As it looks to keep on track with its plans to evolve its national communications network by switching off the legacy Public Switched Telephone Network (PSTN) in December 2025, BT’s broadband provision division Openreach has announced a further 46 new exchange locations across the UK.
It covers an additional 344,931 premises, where the business is planning to stop selling legacy analogue services to encourage the adoption of new digital services over a full-fibre connection.
BT believes legacy network skills and parts are increasingly difficult to come by, and new digital services such as Voice over IP (VoIP), video conferencing and a whole range of apps have become more popular and effective for people communicating with one another.
To realise its plan on a national basis, BT is in the process of transitioning more than 14 million traditional lines across the UK onto new digital services. Following the decision to shut down the PSTN, it was agreed to test processes for migrating customers to fibre services and, ultimately, withdraw legacy copper services and the wholesale line rental (WLR) products that rely on them.

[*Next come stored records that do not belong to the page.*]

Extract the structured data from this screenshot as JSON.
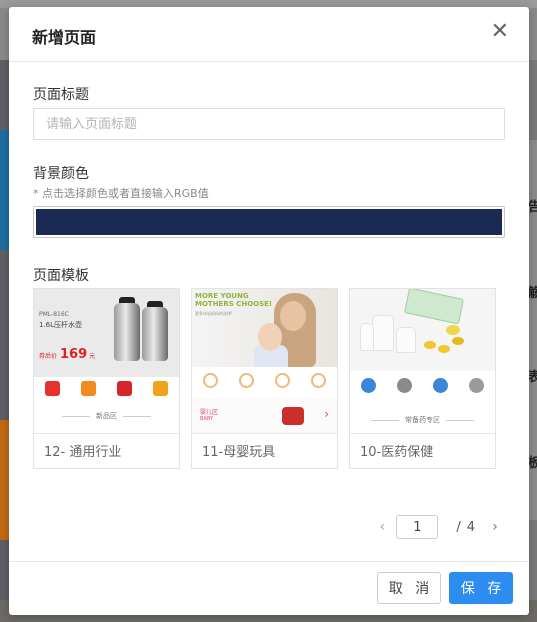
{
  "modal": {
    "title": "新增页面",
    "close_icon": "close-icon"
  },
  "page_title_field": {
    "label": "页面标题",
    "value": "",
    "placeholder": "请输入页面标题"
  },
  "background_color_field": {
    "label": "背景颜色",
    "hint": "* 点击选择颜色或者直接输入RGB值",
    "value": "#1b2a52"
  },
  "template_section": {
    "label": "页面模板",
    "templates": [
      {
        "name": "12- 通用行业",
        "thumb": {
          "line1": "PML-816C",
          "line2": "1.6L压杆水壶",
          "price_prefix": "券后价",
          "price": "169",
          "price_suffix": "元",
          "section": "新品区"
        }
      },
      {
        "name": "11-母婴玩具",
        "thumb": {
          "headline": "MORE YOUNG MOTHERS CHOOSE!",
          "subline": "更多年轻妈妈的选择!",
          "section": "婴儿区",
          "section_sub": "BABY"
        }
      },
      {
        "name": "10-医药保健",
        "thumb": {
          "section": "常备药专区"
        }
      }
    ]
  },
  "pagination": {
    "current": "1",
    "separator": "/",
    "total": "4"
  },
  "footer": {
    "cancel_label": "取 消",
    "save_label": "保 存"
  },
  "backdrop": {
    "right_glyphs": [
      "告",
      "觞",
      "表",
      "板"
    ]
  }
}
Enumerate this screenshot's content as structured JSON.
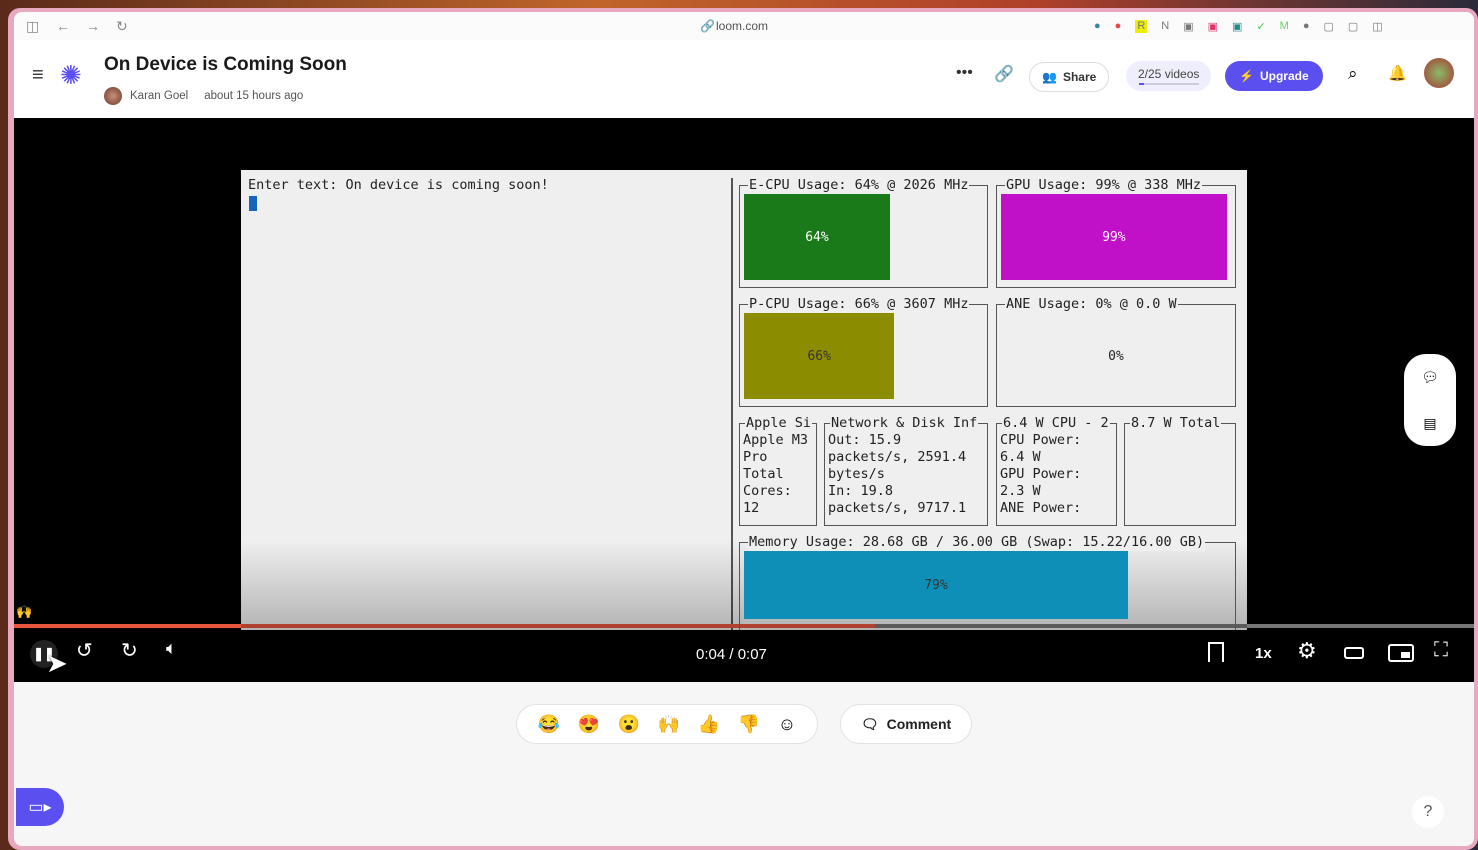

Openreach believes that the shift from copper to fibre networks will be every bit as significant as the move from analogue to digital and black and white TV to colour. By eventually retiring analogue phone lines, it said that it will create a simplified network which allows it to meet the enhanced needs of an increasingly digital society.
Openreach said that it will be upgrading just under nine million remaining analogue lines, including the now ageing traditional landline telephone service, to new digital ones.
In practical terms, Openreach has been implementing a UK-wide “stop-sell” on sales of new analogue wholesale line rental (WLR) and related broadband ISP products. To help prepare the transition, Openreach is stopping the sale of copper based analogue services in exchange areas where a majority of premises have access to its full-fibre network.
When a majority (75%) of premises connected to a particular exchange can get full-fibre, customers won’t be able to buy our old copper products. This only applies to anyone who’s signing up to a new contract, whether they’re switching, upgrading or re-grading their service. Customers switching, upgrading or re-grading their service where FTTP isn’t yet available will not be affected.
The exchanges involved in the move cover all parts of the UK and feature what are considered hard-to-reach places that have been traditionally underserved with high-speed broadband. They include the likes of Stonehaven in Scotland’s North East Coast; Cupar in Fifeshire; Kirby Muxloe in Leicestershire; Strangford and Stoneyford in Northern Ireland; Owslebury in rural Hampshire; and Aberaeron in Ceredigion, Wales.
The new move brings the total number of locations – now notified for, or already actively under “stop sell” – to 920 exchanges, covering a total of around 8.5 million premises. Openreach is giving communication providers (CPs) 12 months’ notice that it will no longer be selling copper-based products/services in these exchanges.